On July 16, 2004, Stewart was found guilty for lying to investigators about the sale, conspiracy and obstruction of justice. Stewart reported to federal prison camp in West Virginia Oct. 8, 2004, and served her five-month sentence.
In 2006, Martha Stewart settled the insider trading civil suit brought against her by the Securities and Exchange Commission. Stewart agreed to pay $195,000, three times the amount of money she would have lost had she not sold the ImClone stock.
Billionaire Mark Cuban is embroiled in an ongoing battle with the Securities and Exchange Commission over his 2004 sale of Mama.com stock. According to a lawsuit filed by the SEC last November, in 2004 Cuban avoided losing $750,000 by selling his stake in the company after learning confidential information from the site's CEO.
The SEC's case was dismissed this summer by a federal judge but earlier this month, the agency filed an appeal and is now taking their case in the U. S. District Court in Dallas.
Mark Cuban owns the NBA Dallas Mavericks team along with HD Net TV.
Jeff Skilling led Enron through the company's meteoric rise, and later its rapid decline. Skilling abruptly resigned as CEO of Enron Aug. 14, 2001. By December of that year Enron went bankrupt but not before Skilling sold nearly $60 million worth of shares in the company. Skilling was later charged with lying to investors and government regulators about the company's financial losses and insider trading. Skilling was convicted in 2006 and is currently serving a nearly 25-year sentence in a Littleton, Colo., federal correctional institution.
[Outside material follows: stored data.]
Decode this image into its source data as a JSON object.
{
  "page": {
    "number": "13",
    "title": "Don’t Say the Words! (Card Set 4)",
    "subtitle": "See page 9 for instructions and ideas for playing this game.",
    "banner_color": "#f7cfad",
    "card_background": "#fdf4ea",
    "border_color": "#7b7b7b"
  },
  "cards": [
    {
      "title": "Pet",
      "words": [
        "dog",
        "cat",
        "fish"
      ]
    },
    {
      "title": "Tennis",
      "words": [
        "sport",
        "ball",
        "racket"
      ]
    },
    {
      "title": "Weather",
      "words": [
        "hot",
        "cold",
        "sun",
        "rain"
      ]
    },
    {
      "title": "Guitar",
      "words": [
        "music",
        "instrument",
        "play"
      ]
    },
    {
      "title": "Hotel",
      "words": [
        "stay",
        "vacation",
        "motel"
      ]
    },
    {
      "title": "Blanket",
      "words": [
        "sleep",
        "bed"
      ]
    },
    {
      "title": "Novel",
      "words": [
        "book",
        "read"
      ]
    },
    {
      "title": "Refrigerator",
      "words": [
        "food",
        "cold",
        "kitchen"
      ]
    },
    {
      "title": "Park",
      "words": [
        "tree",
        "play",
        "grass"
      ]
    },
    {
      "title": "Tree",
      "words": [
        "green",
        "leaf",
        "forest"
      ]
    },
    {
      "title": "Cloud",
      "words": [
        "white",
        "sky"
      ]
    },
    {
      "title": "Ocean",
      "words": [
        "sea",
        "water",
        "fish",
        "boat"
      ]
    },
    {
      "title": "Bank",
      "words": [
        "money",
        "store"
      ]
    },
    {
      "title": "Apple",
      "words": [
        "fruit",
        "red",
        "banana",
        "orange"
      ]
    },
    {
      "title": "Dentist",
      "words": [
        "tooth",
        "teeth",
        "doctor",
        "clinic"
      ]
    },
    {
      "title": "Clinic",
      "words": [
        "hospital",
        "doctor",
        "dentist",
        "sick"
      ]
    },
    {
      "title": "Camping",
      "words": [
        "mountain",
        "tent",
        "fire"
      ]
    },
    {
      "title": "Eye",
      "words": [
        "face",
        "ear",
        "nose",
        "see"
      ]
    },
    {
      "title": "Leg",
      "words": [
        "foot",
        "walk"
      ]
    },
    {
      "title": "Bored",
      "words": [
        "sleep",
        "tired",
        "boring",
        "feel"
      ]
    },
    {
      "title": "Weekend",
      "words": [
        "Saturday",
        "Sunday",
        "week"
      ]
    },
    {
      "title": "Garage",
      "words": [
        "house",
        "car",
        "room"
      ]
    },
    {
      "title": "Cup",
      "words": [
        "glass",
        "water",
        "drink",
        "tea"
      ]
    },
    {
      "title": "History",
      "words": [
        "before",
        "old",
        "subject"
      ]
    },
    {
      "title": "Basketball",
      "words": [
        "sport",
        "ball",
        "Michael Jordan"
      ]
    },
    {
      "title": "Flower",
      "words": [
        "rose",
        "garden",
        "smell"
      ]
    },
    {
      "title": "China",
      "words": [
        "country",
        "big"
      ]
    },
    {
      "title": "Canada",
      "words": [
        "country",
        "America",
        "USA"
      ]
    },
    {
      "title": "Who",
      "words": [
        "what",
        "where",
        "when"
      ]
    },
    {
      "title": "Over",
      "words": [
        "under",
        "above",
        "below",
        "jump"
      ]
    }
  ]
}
Last week the U. S. Supreme Court agreed to hear an appeal by Skilling of his conviction, asking the court to review the government's use of an "honest services" prosecution in which the defendant is accused of operating for personal gain, and providing the company of his honest services.
In 2002, George Soros was convicted of insider trading and fined more than $2 million by a Paris court. The charges stemmed from 1988 when Soros bought and then sold shares in Societe Generale after receiving a tip about a corporate raid on the bank. Soros denied the charges against him and appealed the ruling, but it was upheld by France's highest court in 2006.
During the 1980's Boesky made millions betting on the aggressive company takeovers that the decade became famous for. "Most of his illegal insider trading was based on mergers and acquisitions trading where he would learn in advance of a perspective takeover," said Coffee. Thought to be a mergers and acquisitions whiz, Boesky was exposed for trading on inside information ahead of company takeovers. In 1987, Boesky was sentenced to 3 ½ years in prison and given a $100 million fine after cutting a plea deal and wearing a wiretap that helped convict other Wall Street titans including financier Michael Milken.
By 1989, Wall Street star Michael Milken was earning hundreds of millions of dollars a year using high-yield junk bonds to fund corporate mergers and acquisitions. Dubbed the Junk Bond King, Milken was indicted by a federal grand jury in March 1989 on 98 counts, including fraud, tax evasion and racketeering.
"All insider trading cases are hard to find the evidence for. It's very easy to hide insider trading and difficult to find a cooperating witness," Columbia's Coffee told ABC News. "You pretty much need a witness to say I tipped him or I heard he was tipped by his own revelation to me."
In the Milken case, that witness was Ivan Boesky who served as an informant for the SEC. After a plea bargain, Milken ultimately only served two years in prison and later became a philanthropist providing funding for academic research.